'Froot Loops' Lawyer Says His Client Is No Serial Litigant

Categories: Law & Order
Froot-Loops.jpg
Yesterday, SF Weekly's intrepid Matt Smith published an article recounting a pair of lawsuits filed by disgruntled breakfast-eater Roy Werbel, who has lodged complaints against both Froot Loops and Cap'n Crunch Crunchberries. While the cereals contain absolutely no fruit whatsoever, Werbel claims their misleading monikers deceived him -- for four years.

We caught up with Jeff Kravitz, the lawyer representing Werbel in these cases in San Francisco Federal Court. He said a Sacramento judge had already ruled that no sensible customer would think there's real berries in Crunchberries -- which is bad for his case. But he also noted that a pair of government trademark lawyers, independently, questioned whether there was any fruit in the cereals he's taking to court -- which, he feels, is good for his case.

Kravitz noted that his cases are class-action suits -- meaning this, ostensibly, isn't about a big payday for Werbel, a fortysomething Contra Costa County resident the lawyer is pretty sure holds down gainful employment. This is, according the Kravitz, the first (two) times Werbel has filed suit against a major corporation; as our headline notes, Werbel is no serial litigant.

The lawyer claimed Froot Loops and other junk cereals have tried to pass themselves off as healthful foods for years, and states the companies have been deceptively marketing their products as nourishing and fruit-filled breakfasts to uneducated, lower-income folks (though his client, Werbel, is "educated."). If this case advances, Kravitz says he's confident many consumers will come out of the woodwork claiming they, too, were deceived into buying these cereals because they felt the terms "Froot Loops" and "Crunchberries" implied fruit was used in the products (though the lawyer admits "of course they should have read the ingredients.").

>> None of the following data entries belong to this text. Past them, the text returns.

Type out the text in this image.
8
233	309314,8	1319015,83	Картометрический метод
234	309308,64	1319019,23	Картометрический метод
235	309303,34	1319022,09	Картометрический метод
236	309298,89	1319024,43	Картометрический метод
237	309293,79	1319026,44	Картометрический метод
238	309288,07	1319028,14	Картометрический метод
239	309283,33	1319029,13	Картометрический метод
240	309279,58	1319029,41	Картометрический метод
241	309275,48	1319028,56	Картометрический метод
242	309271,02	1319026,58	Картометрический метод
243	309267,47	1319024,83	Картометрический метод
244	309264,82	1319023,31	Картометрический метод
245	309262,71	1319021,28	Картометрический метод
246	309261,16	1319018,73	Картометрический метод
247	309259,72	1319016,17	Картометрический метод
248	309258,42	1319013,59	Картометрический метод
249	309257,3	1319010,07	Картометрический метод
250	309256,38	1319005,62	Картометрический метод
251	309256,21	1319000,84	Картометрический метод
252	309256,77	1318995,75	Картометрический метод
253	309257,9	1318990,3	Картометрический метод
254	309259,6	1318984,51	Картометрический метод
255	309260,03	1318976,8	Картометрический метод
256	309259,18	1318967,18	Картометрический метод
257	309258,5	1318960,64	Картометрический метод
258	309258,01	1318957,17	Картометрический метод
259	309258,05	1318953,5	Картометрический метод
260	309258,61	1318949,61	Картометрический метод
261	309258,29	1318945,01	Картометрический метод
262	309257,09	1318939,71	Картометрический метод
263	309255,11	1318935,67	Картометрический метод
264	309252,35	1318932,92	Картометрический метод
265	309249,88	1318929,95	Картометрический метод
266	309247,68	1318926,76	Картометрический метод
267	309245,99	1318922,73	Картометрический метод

Naturally, if Werbel and Kravitz feel it's a misrepresentation for Froot Loops and Crunchberries to use these fruity monikers, we wondered what the lawyer thought about the most inapropos cereal name of them all: Grape-Nuts. That cereal contains wheat, malted barley, salt, and yeast. No grapes, no nuts. 

"That's news to me," notes the lawyer. "I thought there were nuts in that cereal."

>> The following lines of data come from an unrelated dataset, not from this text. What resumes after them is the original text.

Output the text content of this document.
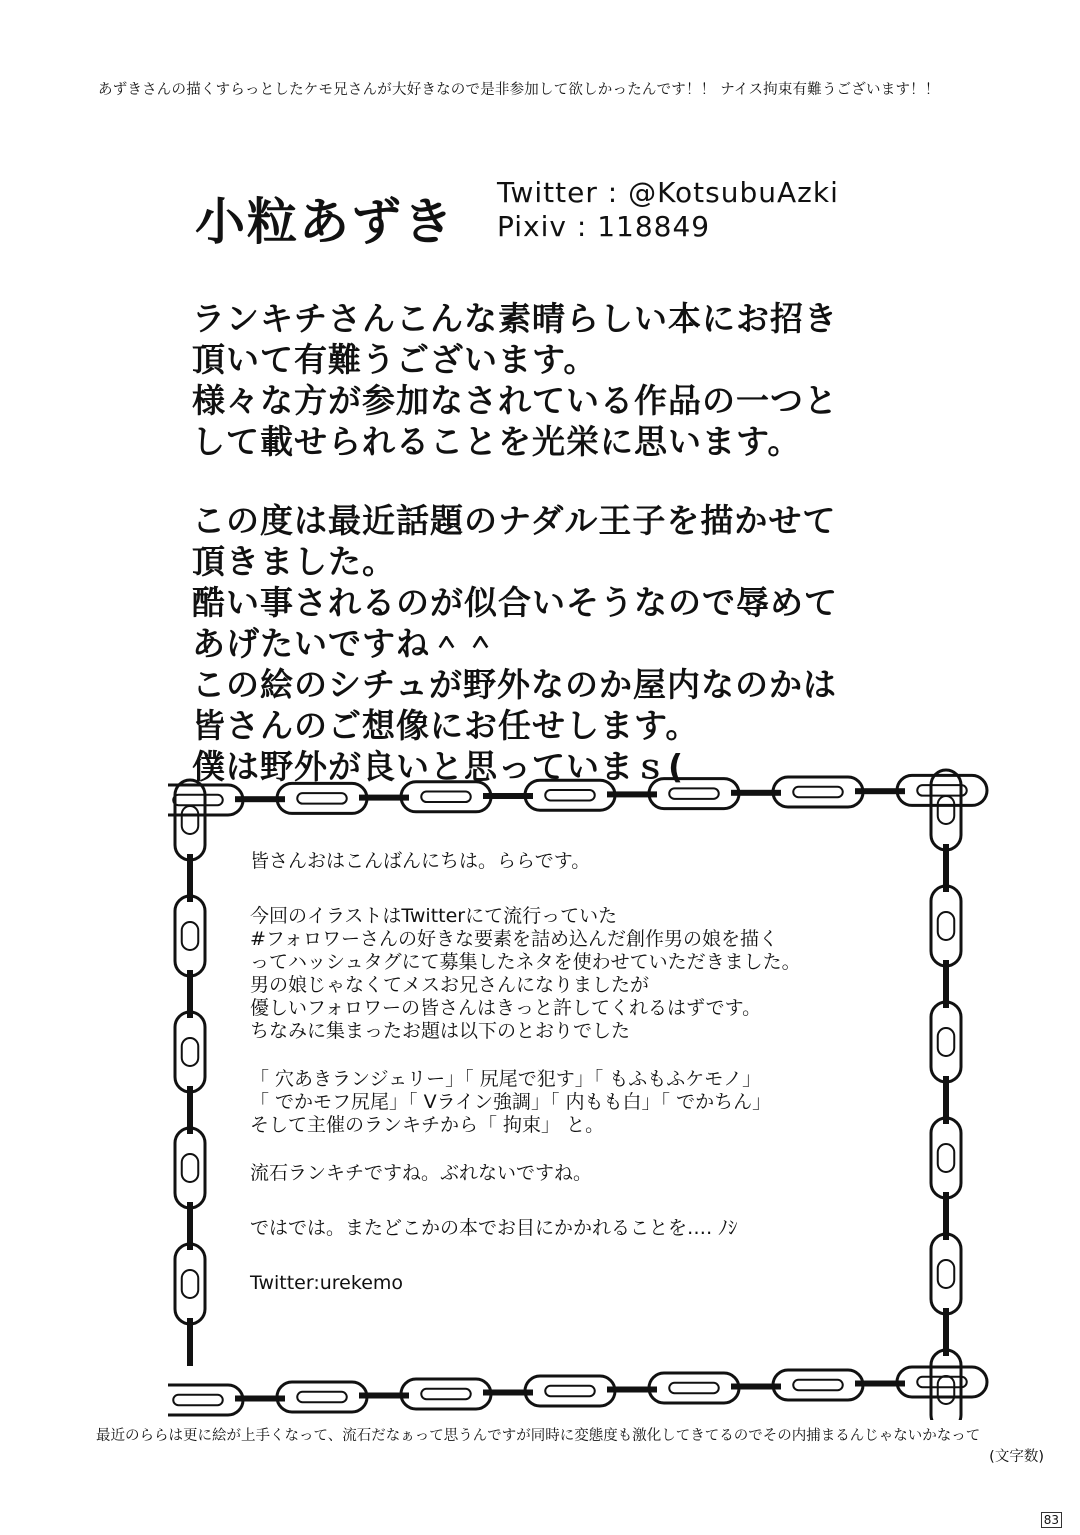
あずきさんの描くすらっとしたケモ兄さんが大好きなので是非参加して欲しかったんです！！ ナイス拘束有難うございます！！
小粒あずき
Twitter : @KotsubuAzki
Pixiv : 118849

ランキチさんこんな素晴らしい本にお招き

頂いて有難うございます。

様々な方が参加なされている作品の一つと

して載せられることを光栄に思います。

この度は最近話題のナダル王子を描かせて

頂きました。

酷い事されるのが似合いそうなので辱めて

あげたいですね＾＾

この絵のシチュが野外なのか屋内なのかは

皆さんのご想像にお任せします。

僕は野外が良いと思っていまｓ(

皆さんおはこんばんにちは。ららです。

今回のイラストはTwitterにて流行っていた

#フォロワーさんの好きな要素を詰め込んだ創作男の娘を描く

ってハッシュタグにて募集したネタを使わせていただきました。

男の娘じゃなくてメスお兄さんになりましたが

優しいフォロワーの皆さんはきっと許してくれるはずです。

ちなみに集まったお題は以下のとおりでした

「 穴あきランジェリー」「 尻尾で犯す」「 もふもふケモノ」

「 でかモフ尻尾」「 Vライン強調」「 内もも白」「 でかちん」

そして主催のランキチから「 拘束」 と。

流石ランキチですね。ぶれないですね。

ではでは。またどこかの本でお目にかかれることを‥‥ ﾉｼ

Twitter:urekemo

最近のららは更に絵が上手くなって、流石だなぁって思うんですが同時に変態度も激化してきてるのでその内捕まるんじゃないかなって
(文字数)
83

Kravitz argued, in fact, that there must be nuts in Grape-Nuts (there aren't and there mustn't), before noting that he couldn't comment on that any further.

Sadly, we never got to ask him about Lucky Charms representing the product as a talismanic distributor of good fortune or Fruity Pebbles using that description for a food that contains neither fruit nor pebbles.